Delayed Exchange

The Delayed Exchange, or Starker Exchange, is a situation where you sell business or investment property but have not yet determined what property you wish to purchase in exchange for the property.  The Starker case based on transactions between 1967 and 1969 validated this type of exchange and caused Congress to create a need for rules and regulations for such exchanges.

Rule 1:

The Exchangor (Seller) of the property MAY NOT touch the proceeds from the sale of his property.  The funds must be held by what is known as an “Intermediary.”  That’s where American 1031 Exchange comes into play. We receive the funds from the title company to hold until the Exchangor is ready to purchase another property or properties.

Rule 2:

The Exchangor must identify the property or properties that he intends to acquire within 45 days after escrow closes on the relinquished property (the property he is selling).  There are two methods of selecting the properties.

Method 1:  The Exchangor can select up to three properties and provide the list to the intermediary. The Exchangor can delete or replace the chosen properties up to the end of that 45 day period. After that time, he must close on one or more of those properties or he looses the deferral of the taxes based on Section 1031.

Method 2:  The Exchangor can select as many properties as he wishes and provide the list to the intermediary, provided that the total value of the properties on that list do not exceed 200% of the amount of the sale price of the Relinquished property.  Again, this must be done within 45 days, and after 45 days, the list cannot be changed.  The Exchangor must then complete the purchase of at least the value of the Relinquished property in order to defer all the tax.

Rule 3:

The Exchangor must close escrow on one or more of the properties on the lists provided to the intermediary within 180 days. We have seen many articles or seminars where the writer or presenter erroneously states the the escrow must close within 6 months. WRONG! If your escrow closes on July 2nd of a given year, six months would take you to January 2nd of the following year. However, because of the number of months with 31 days in that time frame, a total of 185 days would have elapsed and the exchange would be lost.

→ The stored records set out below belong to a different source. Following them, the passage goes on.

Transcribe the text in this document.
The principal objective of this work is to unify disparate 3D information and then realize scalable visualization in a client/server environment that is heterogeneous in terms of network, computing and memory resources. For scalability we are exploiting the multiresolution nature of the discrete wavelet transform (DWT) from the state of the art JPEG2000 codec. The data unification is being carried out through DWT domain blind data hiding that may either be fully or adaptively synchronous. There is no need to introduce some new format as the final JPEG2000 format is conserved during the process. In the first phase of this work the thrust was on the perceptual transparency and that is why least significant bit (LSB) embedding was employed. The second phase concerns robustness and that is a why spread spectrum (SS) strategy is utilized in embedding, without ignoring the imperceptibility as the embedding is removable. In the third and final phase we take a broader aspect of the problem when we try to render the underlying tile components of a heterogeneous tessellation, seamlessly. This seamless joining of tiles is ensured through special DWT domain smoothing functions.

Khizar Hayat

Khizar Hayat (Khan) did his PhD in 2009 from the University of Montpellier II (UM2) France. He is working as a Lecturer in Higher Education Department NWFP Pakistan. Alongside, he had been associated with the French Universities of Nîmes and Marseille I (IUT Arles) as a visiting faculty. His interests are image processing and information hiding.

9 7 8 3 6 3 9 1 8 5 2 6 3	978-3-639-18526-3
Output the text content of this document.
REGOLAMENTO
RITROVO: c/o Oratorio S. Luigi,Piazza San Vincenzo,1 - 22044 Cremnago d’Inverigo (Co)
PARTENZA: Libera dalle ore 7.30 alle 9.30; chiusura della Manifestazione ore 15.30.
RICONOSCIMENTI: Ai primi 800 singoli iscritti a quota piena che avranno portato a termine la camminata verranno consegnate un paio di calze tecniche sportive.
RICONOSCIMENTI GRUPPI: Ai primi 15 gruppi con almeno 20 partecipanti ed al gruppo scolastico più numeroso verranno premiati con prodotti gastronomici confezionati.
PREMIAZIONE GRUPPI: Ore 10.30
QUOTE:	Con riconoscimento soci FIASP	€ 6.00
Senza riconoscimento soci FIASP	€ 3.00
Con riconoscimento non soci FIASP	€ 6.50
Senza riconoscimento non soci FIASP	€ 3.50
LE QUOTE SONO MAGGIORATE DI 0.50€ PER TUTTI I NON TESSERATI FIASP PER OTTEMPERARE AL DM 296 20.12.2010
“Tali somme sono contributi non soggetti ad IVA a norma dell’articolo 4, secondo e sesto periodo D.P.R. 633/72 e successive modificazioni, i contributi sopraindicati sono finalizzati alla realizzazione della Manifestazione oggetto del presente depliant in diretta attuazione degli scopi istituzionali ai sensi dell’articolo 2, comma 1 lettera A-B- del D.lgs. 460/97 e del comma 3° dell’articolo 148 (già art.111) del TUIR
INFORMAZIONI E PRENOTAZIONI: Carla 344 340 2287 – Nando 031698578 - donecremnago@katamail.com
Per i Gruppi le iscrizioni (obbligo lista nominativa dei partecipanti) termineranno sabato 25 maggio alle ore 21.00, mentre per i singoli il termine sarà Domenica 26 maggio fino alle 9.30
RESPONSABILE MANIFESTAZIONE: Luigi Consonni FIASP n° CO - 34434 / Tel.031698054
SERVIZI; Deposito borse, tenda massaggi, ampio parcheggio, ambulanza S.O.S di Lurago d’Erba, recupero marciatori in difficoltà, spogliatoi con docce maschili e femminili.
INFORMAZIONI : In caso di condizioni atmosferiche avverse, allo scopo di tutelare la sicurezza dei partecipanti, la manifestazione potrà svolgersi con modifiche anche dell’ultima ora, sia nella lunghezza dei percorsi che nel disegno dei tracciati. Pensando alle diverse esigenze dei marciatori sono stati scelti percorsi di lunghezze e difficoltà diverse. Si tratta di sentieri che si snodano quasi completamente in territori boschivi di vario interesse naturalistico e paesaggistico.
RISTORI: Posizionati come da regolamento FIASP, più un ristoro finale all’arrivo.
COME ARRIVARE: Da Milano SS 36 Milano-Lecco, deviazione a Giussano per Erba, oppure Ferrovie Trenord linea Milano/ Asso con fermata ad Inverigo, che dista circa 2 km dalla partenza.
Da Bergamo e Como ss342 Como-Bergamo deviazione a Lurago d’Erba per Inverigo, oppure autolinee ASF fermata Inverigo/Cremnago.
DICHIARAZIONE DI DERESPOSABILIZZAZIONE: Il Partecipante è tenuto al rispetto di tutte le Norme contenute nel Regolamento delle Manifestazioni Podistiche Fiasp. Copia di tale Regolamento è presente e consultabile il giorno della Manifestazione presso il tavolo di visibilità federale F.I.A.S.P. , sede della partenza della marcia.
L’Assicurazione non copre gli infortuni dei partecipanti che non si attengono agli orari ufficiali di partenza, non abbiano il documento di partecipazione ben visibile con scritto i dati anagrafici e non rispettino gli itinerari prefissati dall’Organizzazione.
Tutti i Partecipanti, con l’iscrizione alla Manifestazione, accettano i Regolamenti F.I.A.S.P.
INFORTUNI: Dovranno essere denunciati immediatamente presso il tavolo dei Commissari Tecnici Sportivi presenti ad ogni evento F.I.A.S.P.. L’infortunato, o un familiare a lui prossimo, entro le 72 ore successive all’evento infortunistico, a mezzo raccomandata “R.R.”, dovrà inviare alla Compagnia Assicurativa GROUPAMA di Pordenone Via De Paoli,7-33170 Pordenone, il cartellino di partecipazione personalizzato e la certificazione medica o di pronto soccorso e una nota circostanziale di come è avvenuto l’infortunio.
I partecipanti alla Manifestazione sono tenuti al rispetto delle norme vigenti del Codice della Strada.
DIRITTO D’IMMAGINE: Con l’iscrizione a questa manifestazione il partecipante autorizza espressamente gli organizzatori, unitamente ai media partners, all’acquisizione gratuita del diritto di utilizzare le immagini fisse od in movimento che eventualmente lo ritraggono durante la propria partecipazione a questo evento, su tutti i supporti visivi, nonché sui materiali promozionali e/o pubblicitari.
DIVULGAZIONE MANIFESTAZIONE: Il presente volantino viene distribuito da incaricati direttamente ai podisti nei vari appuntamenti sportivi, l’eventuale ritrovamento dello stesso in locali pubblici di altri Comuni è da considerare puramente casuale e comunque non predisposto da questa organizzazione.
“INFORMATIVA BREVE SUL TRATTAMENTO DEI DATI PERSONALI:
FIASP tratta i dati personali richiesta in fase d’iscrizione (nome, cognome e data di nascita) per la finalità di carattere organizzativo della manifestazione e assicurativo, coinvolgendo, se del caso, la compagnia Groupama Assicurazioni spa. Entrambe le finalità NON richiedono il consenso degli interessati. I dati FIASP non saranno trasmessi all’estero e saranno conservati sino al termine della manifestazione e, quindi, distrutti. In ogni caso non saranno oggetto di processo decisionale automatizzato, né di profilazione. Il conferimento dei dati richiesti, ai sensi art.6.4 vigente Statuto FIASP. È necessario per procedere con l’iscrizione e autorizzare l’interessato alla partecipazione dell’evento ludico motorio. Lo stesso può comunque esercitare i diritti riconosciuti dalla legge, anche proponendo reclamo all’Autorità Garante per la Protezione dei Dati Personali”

One other thing to remember is that the tax code says the Replacement properties must be purchased withing the shorter of 180 days, or the due date (determined with regard to extension) for the transferor’s return of the tax imposed by this chapter for the taxable year in which the transfer of the relinquished property occurs. What this means is that if you sell a property on December 15th on one year, you must replace it by April 15th of the following year (approximately 120 days), unless you file for an extension. Obviously, the simple solution is to make sure that an extension is filed.